A few lingering butterflies rested their wings on the ivy flowers in November, but they were too fleeting to catch with my camera.
November is a good month to plan next year’s garden by taking note of which plants have thrived best in which parts of the garden, and which have attracted the most insect visitors.
My bee garden calendar is slowly coming together, starting with spring flowers and spring-flowering shrubs (snowdrops, crocuses, bluebells, cotoneaster, hebe, smoke tree), long-lasting summer flowers (salvia, scabiosa, toadflax) and late summer to autumn blooms (snowberry, sedum). All of these plants seem to grow well in our heavy clay soil.
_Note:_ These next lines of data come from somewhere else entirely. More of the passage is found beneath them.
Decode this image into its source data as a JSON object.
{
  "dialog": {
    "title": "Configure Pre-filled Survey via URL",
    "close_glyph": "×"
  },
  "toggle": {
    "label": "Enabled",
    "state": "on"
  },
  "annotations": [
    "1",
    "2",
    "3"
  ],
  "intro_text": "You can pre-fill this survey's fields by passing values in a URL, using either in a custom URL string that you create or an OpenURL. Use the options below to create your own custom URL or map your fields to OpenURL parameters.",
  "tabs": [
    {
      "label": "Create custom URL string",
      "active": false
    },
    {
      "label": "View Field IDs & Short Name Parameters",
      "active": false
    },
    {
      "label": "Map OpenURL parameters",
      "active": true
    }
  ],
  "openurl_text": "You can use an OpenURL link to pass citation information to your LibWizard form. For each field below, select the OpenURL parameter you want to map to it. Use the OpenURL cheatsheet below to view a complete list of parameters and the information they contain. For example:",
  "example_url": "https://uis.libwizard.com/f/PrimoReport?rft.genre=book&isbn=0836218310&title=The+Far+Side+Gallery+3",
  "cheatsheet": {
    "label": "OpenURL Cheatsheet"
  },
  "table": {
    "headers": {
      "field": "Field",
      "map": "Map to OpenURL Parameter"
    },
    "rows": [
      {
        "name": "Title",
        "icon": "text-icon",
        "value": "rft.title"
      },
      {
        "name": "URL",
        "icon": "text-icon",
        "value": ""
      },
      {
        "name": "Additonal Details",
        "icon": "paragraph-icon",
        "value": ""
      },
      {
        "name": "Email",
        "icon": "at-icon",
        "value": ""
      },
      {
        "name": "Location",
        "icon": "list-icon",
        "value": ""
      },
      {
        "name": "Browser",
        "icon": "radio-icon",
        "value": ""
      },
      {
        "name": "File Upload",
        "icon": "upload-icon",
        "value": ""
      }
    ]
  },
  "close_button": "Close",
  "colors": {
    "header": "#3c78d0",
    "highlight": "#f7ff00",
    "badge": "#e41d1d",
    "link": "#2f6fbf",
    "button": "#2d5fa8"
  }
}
November is also a month of surprises.
Our fatsia has flowered for the first time to the delight of honeybees, bumble bees, hoverflies, and to me.
The mornings are getting frosty. Even the frogs are no longer bothering to pop up and watch John when he is gardening.
Soon the bee garden will sleep for winter.
Your Fatsia looks very healthy. It is such a pleasure seeing the bees out on the flowers in November on the sunny days. Amelia
It was such a surprise to see it flower. We moved the fatsia to a sunny spot at the bottom of the garden so perhaps that made the difference, and it looked like the flowers were a nice surprise for the bees and hoverflies too 🙂
A real joy to read your blog😊
Thank you, Banerjeesnak. That is very kind of you to say ☺️
I have got myself a pollinator friendly gardening book from the library, if I can create a garden a tenth as bee-friendly, frog-friendly and lovely as yours I shall be happy 🙂
You will – it is easy! Which is why I wish everyone who has a garden – however big or small – would do it. One thing I’ve learned – making big insect hotels or setting aside certain parts of the garden for specific insects and other wildlife doesn’t always work. Like cats, bees choose where they want to go. So now, for next year, I’m planning on making bee/wildlife-friendly spaces all over the garden. Then nature can choose as it pleases.